Now inner-city groups are evaluating final routes “Segment D1 (BNSF Railroad Corridor)” and “Segment D2 (West Broadway/Penn Avenue).” Neighbors voiced opposition to the D1 routing that would completely bypass Northside, running along BNSF tracks and cut east along Olson Memorial Highway. Two bus routes intersect two of the stations but the stations 1/2 mile walking distance is further under-served by poor sidewalk connections. The D2 alignment tells a different story, jumping onto West Broadway and steering south along Penn Avenue, encompassing an area that has seen high crime rates. But the D1′s two stations now sit in the heart of Northside. For city leaders they see it as symbols of hope and change while suburban leaders see it as bullets flying during their evening commute.
Criticism of the Bottineau Line’s reach into greenfield lands of Disney-esque Maple Grove have mixed responses. Carol Becker of Longfellow and President of the MPLS Board of Estimation suggests it might be a boon for the suburbs to finally develop high-density and mixed-use housing and commercial options. European cities have already mastered the model for successful suburban light rail towns.

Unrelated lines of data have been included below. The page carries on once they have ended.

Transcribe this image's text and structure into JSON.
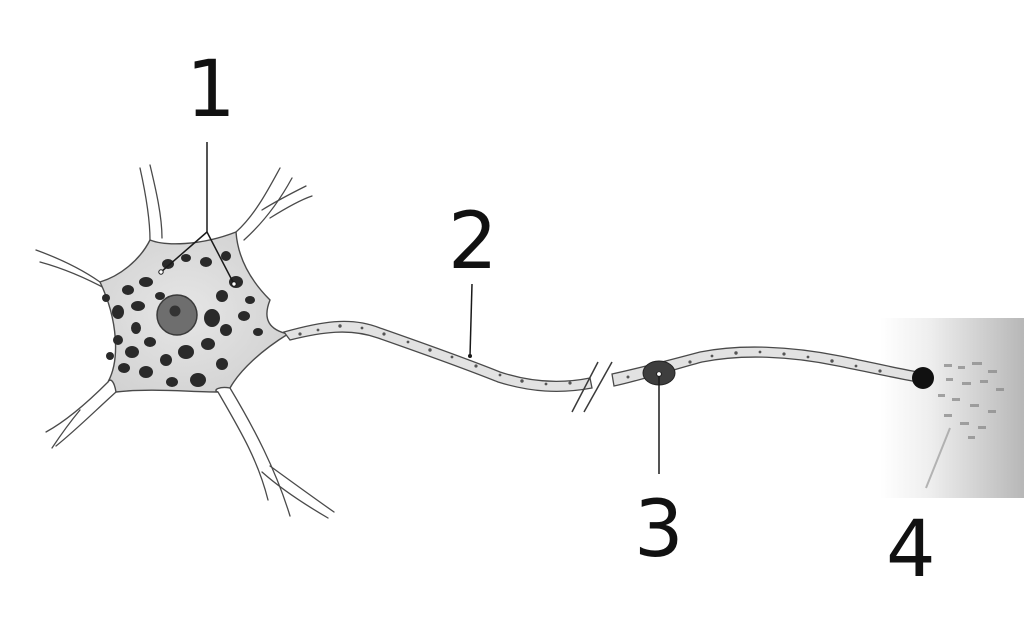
{
  "labels": {
    "one": "1",
    "two": "2",
    "three": "3",
    "four": "4"
  },
  "colors": {
    "background": "#ffffff",
    "outline": "#4a4a4a",
    "cell_fill": "#dedede",
    "granule": "#2a2a2a",
    "nucleus": "#6e6e6e",
    "nucleolus": "#333333",
    "leader_line": "#1a1a1a",
    "label": "#111111"
  }
}
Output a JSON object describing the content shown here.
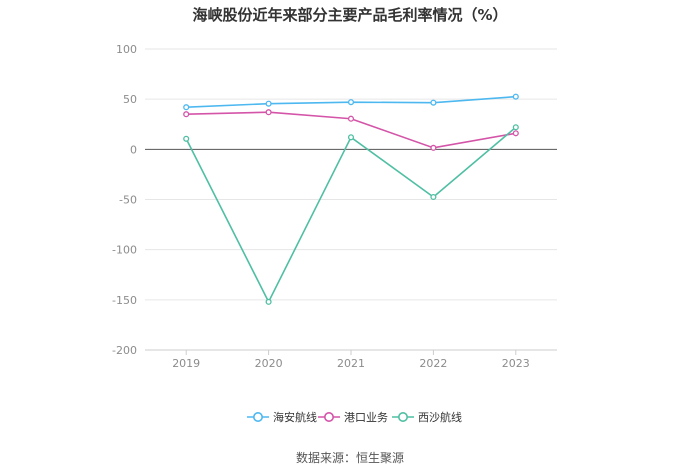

Given the political turmoil of North Minneapolis since the Plymouth Avenue Riots of 1967 and the NAACP vs. City of Minneapolis lawsuit of 1993, nothing has ever been the same in Northside. The not-so-old Jewish residents still hold onto photographs of offices they once had. African Americans still live in the most unequal neighborhoods of the Twin City. The Bottineau LRT line’s success might ought to borrow a page from deep history.
He has the characteristics of the bear and the gentleness of the woman, and if alive, as I think he is, he must be a man 74 years old. He is a noble link of the past, as he combines the French, the Indian and the American, in all his elementary peculiarities. One of the best things which can be said of Bottineau is, he was always true to his trusts, and that of itself is a noble monument to any man. – From the History of Minneapolis, Vol. 1 by Rev. Marion Daniel Shutter.